The return value of this function is a vector of n_sims average effect sizes. We can plot the distribution of values like this:

xlab <- str_wrap("Effect upon probability of success of making a random white candidate within each contest come instead from an ethnic minority")
ggplot(data.frame(value = res),
       aes(x = res)) +
    geom_histogram() +
    scale_x_continuous(xlab,
                       labels = scales::percent) +
    scale_y_continuous("Density") +
    geom_vline(xintercept = 0, linetype = 2) +
    geom_vline(aes(xintercept = mean(res)),
               colour = "darkred") + 
    theme_ipsum_rc()

We can see that across multiple simulated batches of coefficients, the average change in probability was -12.8 percentage points. That seems to me to be a pretty major penalty.

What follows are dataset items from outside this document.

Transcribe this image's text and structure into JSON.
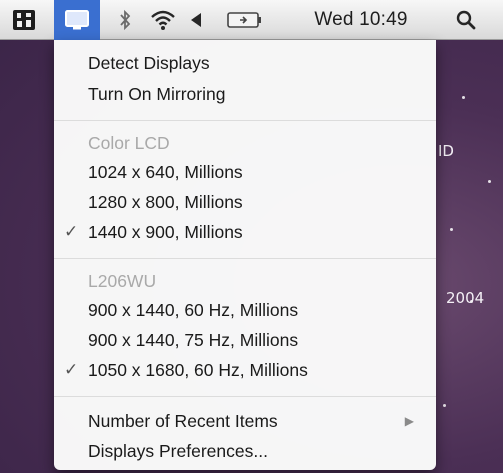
{
  "menubar": {
    "icons": {
      "app_icon": "dashboard-icon",
      "displays_icon": "display-icon",
      "bluetooth_icon": "bluetooth-icon",
      "wifi_icon": "wifi-icon",
      "volume_icon": "volume-icon",
      "battery_icon": "battery-charging-icon",
      "search_icon": "spotlight-search-icon"
    },
    "clock": "Wed 10:49"
  },
  "desktop": {
    "text_fragment_1": "ID",
    "text_fragment_2": "2004"
  },
  "menu": {
    "actions": [
      {
        "label": "Detect Displays"
      },
      {
        "label": "Turn On Mirroring"
      }
    ],
    "display_1": {
      "header": "Color LCD",
      "resolutions": [
        {
          "label": "1024 x 640, Millions",
          "checked": false
        },
        {
          "label": "1280 x 800, Millions",
          "checked": false
        },
        {
          "label": "1440 x 900, Millions",
          "checked": true
        }
      ]
    },
    "display_2": {
      "header": "L206WU",
      "resolutions": [
        {
          "label": "900 x 1440, 60 Hz, Millions",
          "checked": false
        },
        {
          "label": "900 x 1440, 75 Hz, Millions",
          "checked": false
        },
        {
          "label": "1050 x 1680, 60 Hz, Millions",
          "checked": true
        }
      ]
    },
    "footer": [
      {
        "label": "Number of Recent Items",
        "submenu": true
      },
      {
        "label": "Displays Preferences..."
      }
    ],
    "check_glyph": "✓",
    "submenu_glyph": "▶"
  },
  "colors": {
    "menubar_bg": "#e6e6e6",
    "menu_bg": "#fafafa",
    "header_text": "#a9a9a9",
    "selected_icon": "#3a6fd0",
    "desktop_bg": "#4b2f55"
  }
}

We can repeat this analysis for women candidates. The gender variable is coded so that values of one are equal to women.

res2 <- calc_fx(m, dat, "gender")

xlab <- str_wrap("Effect upon probability of success of making a random male candidate within each contest be female instead")
ggplot(data.frame(value = res2),
       aes(x = res2)) +
    geom_histogram() +
    scale_x_continuous(xlab,
                       labels = scales::percent) +
    scale_y_continuous("Density") +
    geom_vline(xintercept = 0, linetype = 2) +
    geom_vline(aes(xintercept = mean(res2)),
               colour = "darkred") + 
    theme_ipsum_rc()

`stat_bin()` using `bins = 30`. Pick better value with `binwidth`.

Thus, in addition to reporting the coefficient values in their article, the authors might have said:

“changing the gender of a randomly chosen male candidate in a contest to be female is associated with a change in the probability of selection of -9.9 percentage points (95 percent confidence interval: -18.6 to -0.8 percentage points”

and similarly

“making a randomly chosen white candidate in a contest come instead from an ethnic minority is associated with a change in the probability of selection of -12.8 percentage points (95 percent confidence interval: -23.5 to -0.6 percentage points”

both of which are smaller effects than the effects of being local, where they might have said:

res3 <- calc_fx(m, dat, "local")

“making a randomly chosen non-local candidate in a contest come instead from the local area is associated with a change in the probability of selection of 16.9 percentage points (95 percent confidence interval: 9.3 to 23.3 percentage points”

In UK candidate selection, the key really is “location, location, location”…